Sendo assim, uma organização informal não pode ser fundada, construída ou abolida. Ela nasce de forma completamente natural, atendendo as necessidades de um projeto de luta e desaparecendo quando esse projeto é realizado ou quando se acessa que ele não é mais possível ou relevante. Isso não coincide com a totalidade do conflito em andamento: as muitas formas organizativas, os diferentes locais de encontro, as assembleias, etc. produzidas por um conflito vão existir independentes da organização informal, o que não significa que anarquistas não podem estar presentes nestes espaços também.

Os “outros”

Até agora nós temos falado principalmente sobre formas organizacionais entre anarquistas. Sem dúvida, muitas revoltas nos oferecem poderosas sugestões que fazem paralelo com o que discutimos até aqui. Vamos considerar a revolta que aconteceu ano passado em uma certa metrópole. Muitos rebeldes se organizaram em grupos pequenos e ágeis. Ou, vamos lembrar sobre as revoltas do outro lado do Mediterrâneo. Não houve necessidade de uma organização forte ou algum tipo de estrutura representativa para iniciar uma revolta, suas bases foram construídas de formas múltiplas de organizações autônomas informas. É claro, em tudo isso, nós precisamos nos expressar no “conteúdo” dessas revoltas, mas sem formas organizacionais antiautoritárias, seria completamente impensável que eles tivessem optado por uma direção liberatória e libertária.
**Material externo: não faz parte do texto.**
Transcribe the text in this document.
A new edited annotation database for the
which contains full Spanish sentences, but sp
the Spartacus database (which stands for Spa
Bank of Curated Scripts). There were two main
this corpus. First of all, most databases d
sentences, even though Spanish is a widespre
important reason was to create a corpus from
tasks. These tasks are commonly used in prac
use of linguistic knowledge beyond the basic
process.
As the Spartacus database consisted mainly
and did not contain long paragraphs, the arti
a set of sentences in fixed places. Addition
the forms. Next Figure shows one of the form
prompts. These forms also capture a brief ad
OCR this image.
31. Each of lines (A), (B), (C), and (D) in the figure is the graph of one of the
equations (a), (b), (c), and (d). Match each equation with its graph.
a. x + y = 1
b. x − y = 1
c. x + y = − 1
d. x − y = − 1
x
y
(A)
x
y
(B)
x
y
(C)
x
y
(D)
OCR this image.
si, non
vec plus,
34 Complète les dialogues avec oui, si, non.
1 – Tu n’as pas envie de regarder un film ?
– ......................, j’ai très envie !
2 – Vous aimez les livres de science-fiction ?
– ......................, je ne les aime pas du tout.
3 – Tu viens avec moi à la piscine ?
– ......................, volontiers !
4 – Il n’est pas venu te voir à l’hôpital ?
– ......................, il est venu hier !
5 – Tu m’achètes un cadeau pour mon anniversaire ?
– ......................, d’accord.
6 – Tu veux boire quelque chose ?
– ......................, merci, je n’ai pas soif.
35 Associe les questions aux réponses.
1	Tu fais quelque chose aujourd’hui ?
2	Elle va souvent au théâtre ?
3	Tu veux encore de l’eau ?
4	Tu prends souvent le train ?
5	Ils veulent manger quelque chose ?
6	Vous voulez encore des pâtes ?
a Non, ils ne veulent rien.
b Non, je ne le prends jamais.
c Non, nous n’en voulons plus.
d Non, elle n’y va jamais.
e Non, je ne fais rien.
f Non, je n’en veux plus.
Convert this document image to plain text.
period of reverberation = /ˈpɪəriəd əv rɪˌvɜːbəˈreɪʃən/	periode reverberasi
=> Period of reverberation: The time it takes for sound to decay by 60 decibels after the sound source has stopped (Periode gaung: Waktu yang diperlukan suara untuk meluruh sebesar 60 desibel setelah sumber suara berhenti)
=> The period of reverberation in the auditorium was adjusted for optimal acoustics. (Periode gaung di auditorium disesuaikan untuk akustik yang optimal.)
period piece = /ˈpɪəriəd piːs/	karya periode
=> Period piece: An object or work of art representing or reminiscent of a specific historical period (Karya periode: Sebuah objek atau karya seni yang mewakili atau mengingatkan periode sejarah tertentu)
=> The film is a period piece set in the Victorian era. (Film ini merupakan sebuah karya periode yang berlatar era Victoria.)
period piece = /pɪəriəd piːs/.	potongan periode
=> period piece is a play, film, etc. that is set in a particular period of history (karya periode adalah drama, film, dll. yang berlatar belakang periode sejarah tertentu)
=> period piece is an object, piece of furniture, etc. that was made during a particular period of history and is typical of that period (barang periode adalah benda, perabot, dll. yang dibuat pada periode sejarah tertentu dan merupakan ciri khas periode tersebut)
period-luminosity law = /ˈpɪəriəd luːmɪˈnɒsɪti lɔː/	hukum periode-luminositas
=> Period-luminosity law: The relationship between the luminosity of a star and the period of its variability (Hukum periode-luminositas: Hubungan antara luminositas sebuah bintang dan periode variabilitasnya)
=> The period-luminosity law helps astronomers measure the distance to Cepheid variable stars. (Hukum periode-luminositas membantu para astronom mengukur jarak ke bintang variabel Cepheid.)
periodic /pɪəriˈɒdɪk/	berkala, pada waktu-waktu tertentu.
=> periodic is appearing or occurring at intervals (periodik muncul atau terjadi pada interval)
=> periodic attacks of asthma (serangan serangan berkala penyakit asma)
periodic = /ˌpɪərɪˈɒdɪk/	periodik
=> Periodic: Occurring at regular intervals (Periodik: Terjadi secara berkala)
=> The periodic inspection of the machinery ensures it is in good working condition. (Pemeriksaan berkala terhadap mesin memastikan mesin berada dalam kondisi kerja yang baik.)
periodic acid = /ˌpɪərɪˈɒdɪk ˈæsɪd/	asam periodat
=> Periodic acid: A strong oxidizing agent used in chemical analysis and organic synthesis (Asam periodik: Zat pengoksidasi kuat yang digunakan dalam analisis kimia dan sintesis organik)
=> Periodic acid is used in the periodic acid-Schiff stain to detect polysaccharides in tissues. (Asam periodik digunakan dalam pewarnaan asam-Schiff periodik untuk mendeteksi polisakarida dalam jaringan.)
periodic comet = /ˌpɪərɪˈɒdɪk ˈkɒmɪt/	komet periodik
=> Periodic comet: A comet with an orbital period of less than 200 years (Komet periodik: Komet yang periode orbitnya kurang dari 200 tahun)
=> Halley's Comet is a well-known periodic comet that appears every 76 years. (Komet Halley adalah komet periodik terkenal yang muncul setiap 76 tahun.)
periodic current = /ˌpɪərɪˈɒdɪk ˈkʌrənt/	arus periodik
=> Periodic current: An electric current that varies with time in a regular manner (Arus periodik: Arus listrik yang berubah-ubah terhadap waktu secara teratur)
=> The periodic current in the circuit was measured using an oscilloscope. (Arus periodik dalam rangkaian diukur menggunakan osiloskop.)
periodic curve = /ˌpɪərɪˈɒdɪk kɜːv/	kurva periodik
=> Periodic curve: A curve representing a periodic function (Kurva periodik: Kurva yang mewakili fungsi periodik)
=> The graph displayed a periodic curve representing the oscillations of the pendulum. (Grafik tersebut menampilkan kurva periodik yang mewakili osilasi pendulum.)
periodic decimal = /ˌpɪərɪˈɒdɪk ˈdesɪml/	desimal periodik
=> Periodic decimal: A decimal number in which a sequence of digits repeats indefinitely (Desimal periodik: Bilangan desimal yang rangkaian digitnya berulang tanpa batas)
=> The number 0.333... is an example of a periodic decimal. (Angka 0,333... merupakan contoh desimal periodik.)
É hora de dizer adeus, de uma vez por todas, a todos reflexos políticos, em especial nos dias de hoje quando revoltas já não respondem mais a prerrogativas políticas. Insurreições e revoltas não deveriam ser conduzidas, nem por autoritários, nem por anarquistas. Elas não pedem para serem organizadas em grandes formações. Isso não exclui nossa contribuição em tais eventos (fenômenos que são realmente sociais) não podem se manter simplesmente espontâneas se aspiramos por uma contribuição qualitativa – isso exige uma certa quantidade de organização e projeção. Entretanto os explorados e os excluídos não precisam de anarquistas para se revoltar ou se insurgirem. No melhor dos casos nós podemos ser um elemento adicional, bem-vindos ou não, uma presença qualitativa. Mas mesmo assim, isso continua sendo importante para levarmos as rupturas insurrecionais para uma direção anarquista.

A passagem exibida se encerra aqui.